God never promised a perfect life. He only promised that He will give strength and comfort to those who seek Him. If that were not the case, my life would have ended long ago as many others i know that would have as well.

As long as man has free will he has free will to become a great person or a greatly corrupted person. To prevent that great corruption God would have to prevent free will and the potential for greatness in man.

Sadie Lou said...

If I were God, I wouldn't let people be born into abusive families, but since there isn't a God who prevents that from happening, all we can do is try to help those who are.
So in other words--a eutopian society where nothing "bad" happens? If you were God, you would control people to the extent of making sure everyone was "happy"? If you were God--you would have people praise and worship you because they don't have a choice.

Jewish Atheist said...

I think there are a few levels of happiness in between abusive families and Utopia. It's not one or the other.

Eric said...

As long as man has free will he has free will to become a great person or a greatly corrupted person. To prevent that great corruption God would have to prevent free will and the potential for greatness in man.

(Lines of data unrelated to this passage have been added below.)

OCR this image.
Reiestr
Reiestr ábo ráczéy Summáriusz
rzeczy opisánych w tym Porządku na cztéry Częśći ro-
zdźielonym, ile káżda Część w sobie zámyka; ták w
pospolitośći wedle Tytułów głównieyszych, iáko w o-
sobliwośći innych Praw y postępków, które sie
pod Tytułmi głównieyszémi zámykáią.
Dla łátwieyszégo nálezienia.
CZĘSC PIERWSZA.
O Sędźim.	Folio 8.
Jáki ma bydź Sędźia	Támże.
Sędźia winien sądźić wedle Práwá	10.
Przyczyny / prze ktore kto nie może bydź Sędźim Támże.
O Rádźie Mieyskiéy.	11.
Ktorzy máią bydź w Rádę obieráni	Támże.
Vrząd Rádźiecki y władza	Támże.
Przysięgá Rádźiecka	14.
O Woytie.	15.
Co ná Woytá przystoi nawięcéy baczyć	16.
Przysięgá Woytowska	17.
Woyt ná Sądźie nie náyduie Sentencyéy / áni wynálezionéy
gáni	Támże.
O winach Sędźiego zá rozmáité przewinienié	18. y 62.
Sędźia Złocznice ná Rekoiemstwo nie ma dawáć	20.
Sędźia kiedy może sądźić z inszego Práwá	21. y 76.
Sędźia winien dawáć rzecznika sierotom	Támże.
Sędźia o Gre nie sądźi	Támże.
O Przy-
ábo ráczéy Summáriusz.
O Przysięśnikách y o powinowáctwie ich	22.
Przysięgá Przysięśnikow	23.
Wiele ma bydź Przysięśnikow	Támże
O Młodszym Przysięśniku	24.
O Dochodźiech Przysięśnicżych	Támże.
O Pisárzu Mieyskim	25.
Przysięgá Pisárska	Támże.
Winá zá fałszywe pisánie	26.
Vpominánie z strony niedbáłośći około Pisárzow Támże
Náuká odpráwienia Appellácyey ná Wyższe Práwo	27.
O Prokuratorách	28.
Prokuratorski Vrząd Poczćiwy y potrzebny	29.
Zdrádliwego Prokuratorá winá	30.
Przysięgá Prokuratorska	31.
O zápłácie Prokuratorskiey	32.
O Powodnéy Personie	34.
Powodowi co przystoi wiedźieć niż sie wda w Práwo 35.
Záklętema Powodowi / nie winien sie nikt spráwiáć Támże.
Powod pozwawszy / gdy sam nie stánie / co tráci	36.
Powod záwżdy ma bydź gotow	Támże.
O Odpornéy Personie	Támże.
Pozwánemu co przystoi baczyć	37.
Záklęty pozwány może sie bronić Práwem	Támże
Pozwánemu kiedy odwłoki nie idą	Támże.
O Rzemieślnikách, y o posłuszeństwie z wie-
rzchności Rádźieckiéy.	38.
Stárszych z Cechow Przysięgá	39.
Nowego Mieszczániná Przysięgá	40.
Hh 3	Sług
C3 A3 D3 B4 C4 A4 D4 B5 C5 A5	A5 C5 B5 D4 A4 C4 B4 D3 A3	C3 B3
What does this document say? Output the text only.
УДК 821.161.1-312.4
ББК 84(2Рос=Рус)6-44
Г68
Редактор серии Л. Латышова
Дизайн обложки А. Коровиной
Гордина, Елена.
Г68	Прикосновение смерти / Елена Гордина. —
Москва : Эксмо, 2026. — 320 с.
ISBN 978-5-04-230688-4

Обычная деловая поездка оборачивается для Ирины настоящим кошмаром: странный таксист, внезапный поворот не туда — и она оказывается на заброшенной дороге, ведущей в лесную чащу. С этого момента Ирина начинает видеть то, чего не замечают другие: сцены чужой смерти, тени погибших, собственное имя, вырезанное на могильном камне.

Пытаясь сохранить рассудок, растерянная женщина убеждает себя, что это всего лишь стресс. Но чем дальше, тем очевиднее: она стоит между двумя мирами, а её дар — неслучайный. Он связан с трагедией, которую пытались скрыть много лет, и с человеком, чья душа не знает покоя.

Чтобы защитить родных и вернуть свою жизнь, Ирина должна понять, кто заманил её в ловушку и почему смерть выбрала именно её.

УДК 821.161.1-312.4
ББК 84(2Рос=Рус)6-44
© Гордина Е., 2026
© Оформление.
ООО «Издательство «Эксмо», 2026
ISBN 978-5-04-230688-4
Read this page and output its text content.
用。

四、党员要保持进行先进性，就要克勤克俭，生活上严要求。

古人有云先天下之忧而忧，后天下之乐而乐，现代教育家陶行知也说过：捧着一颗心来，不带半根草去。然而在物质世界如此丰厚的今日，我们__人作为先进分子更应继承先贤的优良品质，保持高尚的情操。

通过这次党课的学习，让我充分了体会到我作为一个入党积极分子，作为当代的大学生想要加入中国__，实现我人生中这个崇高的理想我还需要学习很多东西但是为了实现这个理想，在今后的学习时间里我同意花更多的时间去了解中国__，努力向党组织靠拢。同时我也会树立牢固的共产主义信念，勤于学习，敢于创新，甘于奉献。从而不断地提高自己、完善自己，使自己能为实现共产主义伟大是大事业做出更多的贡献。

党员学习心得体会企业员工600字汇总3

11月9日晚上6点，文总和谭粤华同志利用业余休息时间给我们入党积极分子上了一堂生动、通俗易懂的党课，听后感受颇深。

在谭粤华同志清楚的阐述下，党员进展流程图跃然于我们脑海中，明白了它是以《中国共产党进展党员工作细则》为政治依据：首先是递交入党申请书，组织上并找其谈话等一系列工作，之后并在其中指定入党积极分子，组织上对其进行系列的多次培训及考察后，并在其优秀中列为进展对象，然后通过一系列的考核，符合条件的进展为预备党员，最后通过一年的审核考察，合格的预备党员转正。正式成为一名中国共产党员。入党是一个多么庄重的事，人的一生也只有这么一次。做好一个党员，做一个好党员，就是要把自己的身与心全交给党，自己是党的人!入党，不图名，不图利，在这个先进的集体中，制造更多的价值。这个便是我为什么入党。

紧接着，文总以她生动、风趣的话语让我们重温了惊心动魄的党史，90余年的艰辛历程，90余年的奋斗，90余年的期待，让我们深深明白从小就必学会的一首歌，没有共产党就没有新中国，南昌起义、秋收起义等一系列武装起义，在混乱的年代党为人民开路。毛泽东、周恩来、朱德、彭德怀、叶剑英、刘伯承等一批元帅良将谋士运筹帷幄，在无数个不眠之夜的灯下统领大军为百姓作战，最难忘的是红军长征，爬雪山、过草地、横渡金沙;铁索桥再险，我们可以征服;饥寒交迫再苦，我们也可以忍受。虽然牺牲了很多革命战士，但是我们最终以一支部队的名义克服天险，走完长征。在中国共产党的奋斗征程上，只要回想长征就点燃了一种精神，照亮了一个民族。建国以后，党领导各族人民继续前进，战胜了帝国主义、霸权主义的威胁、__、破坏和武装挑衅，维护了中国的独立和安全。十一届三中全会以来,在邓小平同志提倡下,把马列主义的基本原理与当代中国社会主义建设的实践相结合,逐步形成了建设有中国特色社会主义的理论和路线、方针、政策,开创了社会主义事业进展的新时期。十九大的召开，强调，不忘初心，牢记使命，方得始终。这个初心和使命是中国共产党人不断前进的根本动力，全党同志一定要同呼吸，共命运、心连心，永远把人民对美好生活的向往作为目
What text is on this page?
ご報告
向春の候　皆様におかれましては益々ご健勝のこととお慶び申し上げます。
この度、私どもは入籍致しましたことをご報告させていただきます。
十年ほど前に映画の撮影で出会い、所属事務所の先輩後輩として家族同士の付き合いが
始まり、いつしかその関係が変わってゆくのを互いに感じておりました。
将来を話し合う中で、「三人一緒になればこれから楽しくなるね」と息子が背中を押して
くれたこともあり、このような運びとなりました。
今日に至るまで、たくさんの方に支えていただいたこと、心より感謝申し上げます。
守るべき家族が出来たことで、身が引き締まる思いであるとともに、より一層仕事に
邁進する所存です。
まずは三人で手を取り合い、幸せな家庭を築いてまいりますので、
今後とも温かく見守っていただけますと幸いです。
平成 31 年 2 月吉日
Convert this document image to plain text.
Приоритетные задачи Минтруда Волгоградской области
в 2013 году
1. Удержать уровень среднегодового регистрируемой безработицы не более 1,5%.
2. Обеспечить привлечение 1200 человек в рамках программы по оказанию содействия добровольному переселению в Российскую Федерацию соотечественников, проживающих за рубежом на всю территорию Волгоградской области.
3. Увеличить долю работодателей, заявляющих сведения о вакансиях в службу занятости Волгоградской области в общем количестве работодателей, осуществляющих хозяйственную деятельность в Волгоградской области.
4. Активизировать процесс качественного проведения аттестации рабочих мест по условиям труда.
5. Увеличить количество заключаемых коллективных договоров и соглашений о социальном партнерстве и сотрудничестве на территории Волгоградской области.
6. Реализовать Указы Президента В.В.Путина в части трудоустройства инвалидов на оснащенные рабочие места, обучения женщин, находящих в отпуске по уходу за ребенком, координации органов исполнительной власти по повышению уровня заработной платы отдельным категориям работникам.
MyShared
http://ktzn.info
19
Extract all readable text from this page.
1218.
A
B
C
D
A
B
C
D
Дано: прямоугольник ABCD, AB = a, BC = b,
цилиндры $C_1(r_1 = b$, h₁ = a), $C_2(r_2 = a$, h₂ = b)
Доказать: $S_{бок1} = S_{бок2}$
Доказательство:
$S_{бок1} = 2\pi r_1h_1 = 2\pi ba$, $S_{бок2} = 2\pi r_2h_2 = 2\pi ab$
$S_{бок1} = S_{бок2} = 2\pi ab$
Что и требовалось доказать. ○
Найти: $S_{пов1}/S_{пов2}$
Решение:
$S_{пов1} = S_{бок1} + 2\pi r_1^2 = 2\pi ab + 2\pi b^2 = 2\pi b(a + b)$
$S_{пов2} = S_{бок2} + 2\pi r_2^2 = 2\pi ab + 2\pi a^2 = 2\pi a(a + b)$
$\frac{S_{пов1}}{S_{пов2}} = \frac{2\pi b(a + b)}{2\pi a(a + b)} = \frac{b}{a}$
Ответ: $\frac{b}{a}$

So why are you so against free will? If you create a society where sin (as your sect and interpretation of scripture define it)is outlawed, then there is no chance for virtue freely chosen.

JC Masterpiece said...

Because sin also creates destruction. If you don't remove the free will you need to put into place rules and consequences to help minimize the dammage.

JC Masterpiece said...

As well as give the people guidelines to encourage them to reach their potientials and become great. Something that sin and destruction prevent.